幸而,张无忌是个会自我开解的人,他望着水中倒影,笑道:“不过,能在他身边,照顾他,也很好啊!”
花满楼只能拍了拍他的肩膀。
月上中空,漫天烟花升起。
花满楼借着城内这份喧闹,又与苏梦枕换回面具,两人各自归位。
苏梦枕坐回张无忌身边,眸子中是掩不住的光彩,灼灼地看着远方。
张无忌道:“看来,你挺欣赏那位赵公子。”
苏梦枕点头:“他还不错,至少知道前尘往事,不会重蹈覆辙。”
张无忌也有些欢喜:“甚好,只要推他上了帝位,咱们就算是成功了一大半了。”
苏梦枕收回目光,转向张无忌:“推新皇上位,又谈何容易?”
那边两人已经起身,从靠岸的船跳上码头。
苏梦枕也站起身,低声道:“走,咱们远远地护送他们一程!”
已是子夜时分,城内依然人头攒动,多是些青年男女,熙熙攘攘地在各色花灯下流连、嬉笑,不时有烟花炮竹在附近街巷响起。
女人身上的脂粉香,烟花散落的烟火气,各色花灯散发出的灯烛味,使得苏梦枕咳嗽愈发激烈。
张无忌拉住他,低声道:“你回到河边等我吧,我护送他们回去!”
苏梦枕也不推辞:“如此多谢了!”
客气 ,疏离,当真将天下挑在自己身上了吗?
张无忌心头有些不悦,点点头,灵巧地消失在人群里。
远远地护送那赵公子回到朱雀大街的郓王府,又见花满楼从里面离开,张无忌才回身往汴水边赶。
此时已是后半夜,街上人稀少了些,他一路飞奔至水边,看见还有三、五游船飘荡在汴河上。
水月相映,光影相照,船上的人就仿佛漂浮在天上一般。
他们乘坐那只游船离岸边不远,张无忌轻轻跃至船上。
苏梦枕披着白裘,趴在船舷上,似已昏昏睡去。
张无忌忙去摸他的手,触之冰凉,一路顺着他的袖子摸进去,小臂也是冰得瘆人,直到手肘以上,方慢慢有了温度。
苏梦枕已经惊醒,面颊上泛着睡后红晕,抽回手道:“不妨事,我身上素来如此!”
“怎么能在这么冷的地方睡着呢?”张无忌有些气恼,又握住他的手,替他输送真气暖身。
待他手上暖起来,张无忌才松开他的手,独自坐到船头。
一盏灯轻轻地在他耳边触了触,潺潺水声中,苏梦枕的声音轻而飘渺:“无忌,想不想放河灯?”

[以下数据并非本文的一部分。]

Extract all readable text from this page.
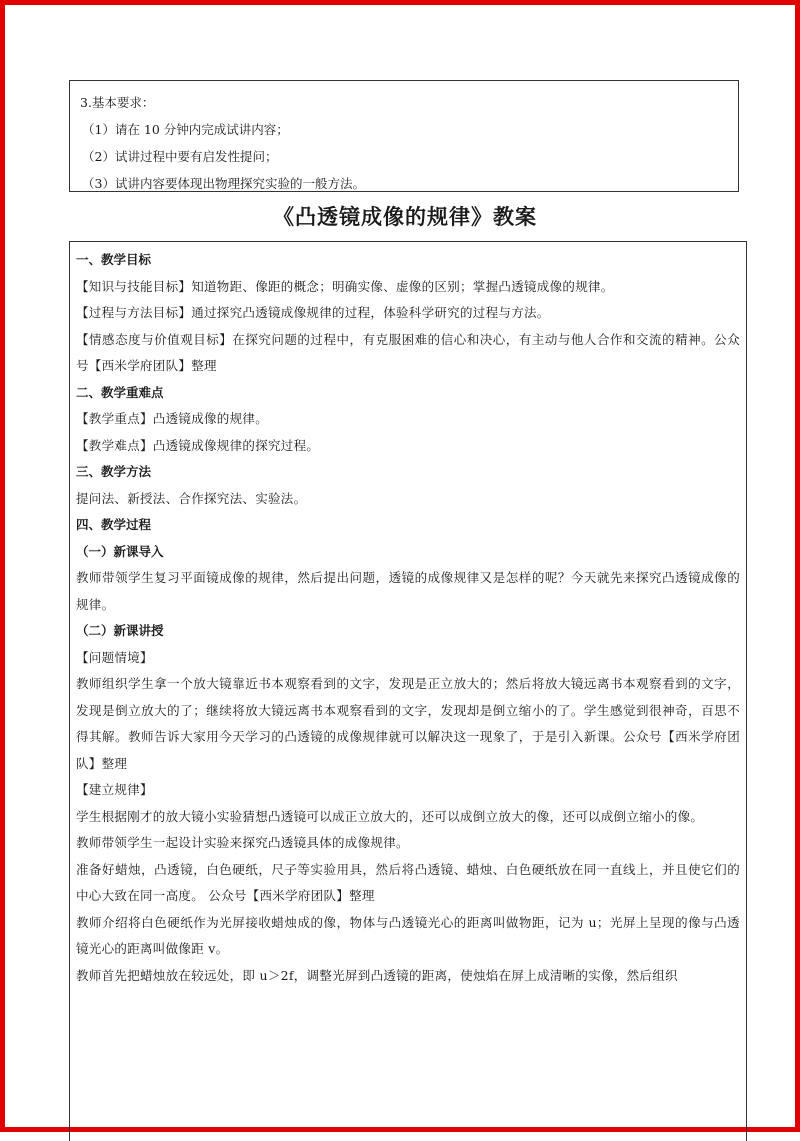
3.基本要求：
（1）请在 10 分钟内完成试讲内容；
（2）试讲过程中要有启发性提问；
（3）试讲内容要体现出物理探究实验的一般方法。
《凸透镜成像的规律》教案
一、教学目标
【知识与技能目标】知道物距、像距的概念；明确实像、虚像的区别；掌握凸透镜成像的规律。
【过程与方法目标】通过探究凸透镜成像规律的过程，体验科学研究的过程与方法。
【情感态度与价值观目标】在探究问题的过程中，有克服困难的信心和决心，有主动与他人合作和交流的精神。公众号【西米学府团队】整理
二、教学重难点
【教学重点】凸透镜成像的规律。
【教学难点】凸透镜成像规律的探究过程。
三、教学方法
提问法、新授法、合作探究法、实验法。
四、教学过程
（一）新课导入
教师带领学生复习平面镜成像的规律，然后提出问题，透镜的成像规律又是怎样的呢？今天就先来探究凸透镜成像的规律。
（二）新课讲授
【问题情境】
教师组织学生拿一个放大镜靠近书本观察看到的文字，发现是正立放大的；然后将放大镜远离书本观察看到的文字，发现是倒立放大的了；继续将放大镜远离书本观察看到的文字，发现却是倒立缩小的了。学生感觉到很神奇，百思不得其解。教师告诉大家用今天学习的凸透镜的成像规律就可以解决这一现象了，于是引入新课。公众号【西米学府团队】整理
【建立规律】
学生根据刚才的放大镜小实验猜想凸透镜可以成正立放大的，还可以成倒立放大的像，还可以成倒立缩小的像。
教师带领学生一起设计实验来探究凸透镜具体的成像规律。
准备好蜡烛，凸透镜，白色硬纸，尺子等实验用具，然后将凸透镜、蜡烛、白色硬纸放在同一直线上，并且使它们的中心大致在同一高度。 公众号【西米学府团队】整理
教师介绍将白色硬纸作为光屏接收蜡烛成的像，物体与凸透镜光心的距离叫做物距，记为 u；光屏上呈现的像与凸透镜光心的距离叫做像距 v。
教师首先把蜡烛放在较远处，即 u＞2f，调整光屏到凸透镜的距离，使烛焰在屏上成清晰的实像，然后组织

张无忌回头,见是一盏精巧的荷花灯,便接过来捧在手中。
苏梦枕自己也拿了一盏,又递了支笔给张无忌:“许愿吧,我的已经写过了!”
张无忌拿笔思索良久,写下了三句话:一愿苏梦枕身子康健;二愿与他长相伴;三愿国泰民安!
两人底下身子放灯,张无忌有意撇了眼苏梦枕的灯。
上面龙飞凤舞的只有四个字:国泰民安!
张无忌暗自叹了口气。
放完灯,两人退了游船,上岸进城。
城内的人更少了些,多是些成双成对的青年男女,携手相伴,不愿分开。
张无忌从袖底伸出手去,试探着想勾苏梦枕的手指。
旁边巷子里忽然窜起数枚炮仗,四、五个小孩子拍手叫好。